Timeline of Program Development
2006: The first study 200 unit of chaplaincy training was opened under the supervision of Rabbi Zahara Davidowitz-Farkas who served as supervisor between 2006- 2013. Hila Zemer, a clinical social worker and psychotherapist, served as the organizer of practicum placements.
2007: Rabbi Zahara Davidowitz-Farkas began to teach chaplaincy courses in Israel parallel to Schechter courses under the auspices of the NAJC.
2012: Dr. Ramon wrote the standards and ethical code for spiritual care giving in Israel on behalf of ASCI.
2013: Israeli spiritual caregivers’ code of ethics officially accepted.
2014: Dr. Einat Ramon, Hila Zemer and Adira Ben Aharon were certified by NAJC and the network for spiritual care in Israel (a precursor of the ASCI). Einat Ramon and Hila Zemer were among the founders of The Association for Spiritual care in Israel.
2015: The Marpeh program was accredited by ASCI. Ramon and Zemer were certified as Israeli chaplaincy educators with four other leaders in the field by the ASCI and the NAJC.
2016: Dr. Ramon opened the first training of spiritual care educators at the Marpeh program.
Academic Course Syllabus
Degree structure: 300 academic hours (252 hours of course work, at least 30 hours of individual counseling, at least 18 hours of learning on special study days).
- Tools and foundations of spiritual care.
- Varied Religious paradigms as a basis of spiritual care
- Jewish thought in modernity as a resource of spiritual care and reflection
- Spiritual care in different populations of Israeli society
- The Jewish lifecycle (required for MA students, optional for students in other programs)

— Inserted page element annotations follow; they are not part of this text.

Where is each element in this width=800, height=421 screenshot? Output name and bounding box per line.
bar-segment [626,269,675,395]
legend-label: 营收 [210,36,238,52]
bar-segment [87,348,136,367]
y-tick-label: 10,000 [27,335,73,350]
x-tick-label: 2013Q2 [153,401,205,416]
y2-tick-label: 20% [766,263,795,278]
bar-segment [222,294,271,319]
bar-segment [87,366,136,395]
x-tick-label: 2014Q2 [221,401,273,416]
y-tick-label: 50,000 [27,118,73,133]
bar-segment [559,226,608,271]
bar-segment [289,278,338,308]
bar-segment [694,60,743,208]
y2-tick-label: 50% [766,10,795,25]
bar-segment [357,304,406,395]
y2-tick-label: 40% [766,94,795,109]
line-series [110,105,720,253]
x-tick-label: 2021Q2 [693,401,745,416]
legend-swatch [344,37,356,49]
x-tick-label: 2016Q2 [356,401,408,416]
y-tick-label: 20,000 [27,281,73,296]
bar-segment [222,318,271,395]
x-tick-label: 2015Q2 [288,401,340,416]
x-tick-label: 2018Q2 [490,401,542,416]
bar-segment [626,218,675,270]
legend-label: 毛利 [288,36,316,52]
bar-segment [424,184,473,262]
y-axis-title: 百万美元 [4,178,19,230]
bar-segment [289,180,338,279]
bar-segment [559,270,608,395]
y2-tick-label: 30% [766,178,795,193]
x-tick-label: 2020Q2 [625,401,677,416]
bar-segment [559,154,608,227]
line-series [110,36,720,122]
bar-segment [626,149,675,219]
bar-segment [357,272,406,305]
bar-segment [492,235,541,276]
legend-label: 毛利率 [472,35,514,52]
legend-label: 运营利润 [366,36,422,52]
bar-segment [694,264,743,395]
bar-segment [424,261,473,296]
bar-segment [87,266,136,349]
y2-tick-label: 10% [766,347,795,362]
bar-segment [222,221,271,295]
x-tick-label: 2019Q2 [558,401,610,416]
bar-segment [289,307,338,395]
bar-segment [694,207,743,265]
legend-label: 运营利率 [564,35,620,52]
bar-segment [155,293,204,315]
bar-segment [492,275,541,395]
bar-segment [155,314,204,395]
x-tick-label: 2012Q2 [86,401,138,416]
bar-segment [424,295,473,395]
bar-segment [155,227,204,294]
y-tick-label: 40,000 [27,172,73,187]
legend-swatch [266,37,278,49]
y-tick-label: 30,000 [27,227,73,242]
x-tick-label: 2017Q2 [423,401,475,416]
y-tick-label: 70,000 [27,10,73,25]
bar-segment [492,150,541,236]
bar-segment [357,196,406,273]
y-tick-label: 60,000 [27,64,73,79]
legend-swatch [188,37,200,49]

- Ethics, Jewish law and medicine in the modern era
- Spiritual Practice in Jewish and Hebrew literature
- The Philosophy and Practices of Pluralism
Subject areas covered in the four core courses
- Knowledge and background about spiritual care, tools and methods of spiritual assessment and practice
- Spiritual Reflection as a foundation for Spiritual Care
- Caring for the spiritual needs of different populations in Israel (elderly, different illnesses, young people and populations from different religions, etc.)
- Using data and research that emphasize the need for integrating spiritual care into general health care
Subject covered in other courses in the context of spiritual care in Israel:
- Medical ethics
- Practice of pluralism
- Artistic interpretation of biblical texts
- Basic concepts of psychotherapy
- Chassidic storytelling
Hands on guided work in health, welfare and social work systems.